Mzungu_Mkubwa
I love this design! It's just a brilliant, yet simple concept, and very well executed. This one is worthy, IMO, to be taken to the next level as a human-carrying transport... In fact, I think you're looking at the future of personal air transportation, folks. Solve the wing retraction / folding challenge (can't have that huge wingspan sitting in my driveway, eh?) and this baby's ready to haul my traffic-jam-hating butt to work and back every day! Bring it on!
Tristram Metcalfe
Having 5 engines with 80% of them dead weight 95% of the time to travel is not an efficient future transportation. But if its need is 90% a hover function, then its a very versatile UAV with legs to come home quick and safely after lurking over a point of interest. Transforming geometry frames can use minimum engines all of the time in both worlds.
kj7u
It seems to me that tilting rotors would be less weight and have already been tested extensively on manned planes. The tilting rotors can take off and land and hover and then tilt forward to speed from place to place. When you think about it, isn't this what the quad copter concept does already? The entire copter tilts forward to speed from place to place. Is the speed limit of quadcopter less than what this new version offers? If you need more flying time, a gas engine could be used in hybrid fashion. Just thinking. L.
Barry Dennis
The tendency to over-design, always looking at expanding mission capabilities, takes away from the concept of low-cost single purpose/dual-purpose design that led to the current highly efficient and now fearsome capabilty of Drones. Not to say that weaponsized drones haven't served a needed purpose, but increasing the cost geometrically somewhat obscures the original surveillance intent of gathering intelligence on targets and "persons of interest" for military forces to capture or destroy. The adoption of simple surveillance drone capability on U.S. borders, particularly in the South, and the performance to date, bodes well for using technology to improve performance and reduce costs.
Slowburn
Ok it's cool. But I do not see the need for vertical flight in navel usage. Given it's size and operating speed a fixed wing could easily be operated off a helipad. Just add a small magnet to the nose gear to hold it in place while the crew member walks out to collect it. Given that it can be operated by remote control the computer that lands the thing does not need to be on it.
@ Tristram Metcalfe
Using propellers in excess to needed power is highly inefficient and the weight increase to make the electric motors capable for continuous operations would further decrease efficiency. This is a great design for what it does I just don't see the need it has for vertical operation in naval operations.
Tord Eriksson
Modern batteries have roughly the same energy density as fuel, so that argument is not valid.

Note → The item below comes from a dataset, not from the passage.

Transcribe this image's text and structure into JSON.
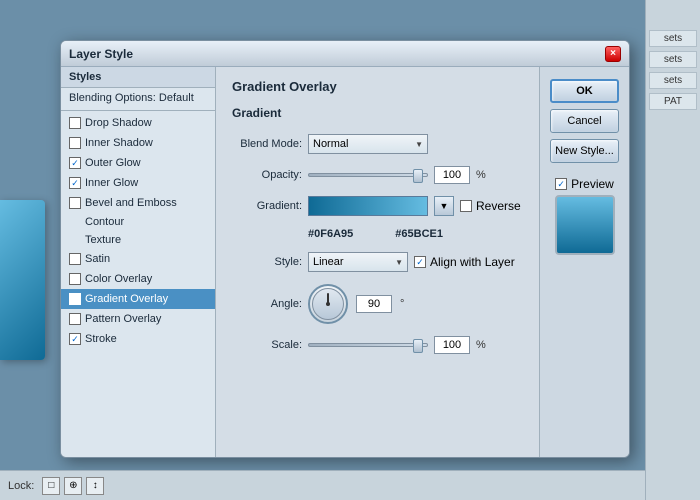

Quad technology is very established, thus mature, and simple, although scaling up doesn't really work. To lift a big camera you need octocopters, at least, and to lift humans you need even higher numbers of props and motors!
So a simple solution is a glider with an Internal Combustion engine, combined with a quad, just what we got here!
An airplane with a single, oversize, engine, with contra-rotating propellers, will be a much better solution, mechanically, and technically!
More efficient every way, and less complex!
nutcase
Rubbish! This is much much better www.youtube.com/watch?v=fOJ8TWYUedA&feature=player_embedded
Mzungu_Mkubwa
@Slowburn: I think the idea here is that quad-rotor hover capabilities are just as useful while on target as they are during take-off and landing.
@Tord: I'm not sure where you're getting your energy density information from, but check the chart at en.wikipedia.org/wiki/Energy_density ... a bit of a difference there. Lets just say that batteries have a loooong way to go yet...
As to incorporating a tilt rotor system, that could be a more efficient option, but not as simple or as "off the shelf" for scaled down models such as this UAV. The idea here, I think, was to combine to proven techs for "model" aircraft into one hybrid design that provides the advantages of both with minimal efficiency loss: electric for VTOL and liquid fuel for cruise. Could the cruise engine be electric as well, with a backup ICE for generation? Sure, but again, for this kind of vehicle you're getting into some un-proven (as in not established, widely utilized) technology that, while this company may have plans to develop, doesn't make for a current product to sell today.
AeroDude
@ Tord S Eriksson Energy density of Petrol: 47.5 MJ/kg and 34.6 MJ/liter; Engery density of lithium-ion battery pack: 0.3 MJ/kg and 0.4 MJ/liter
Slowburn
@ MzunguMkubwa
At that size I have real trouble seeing any task that the navy would use that hovering will do a better job than flying in tight circles.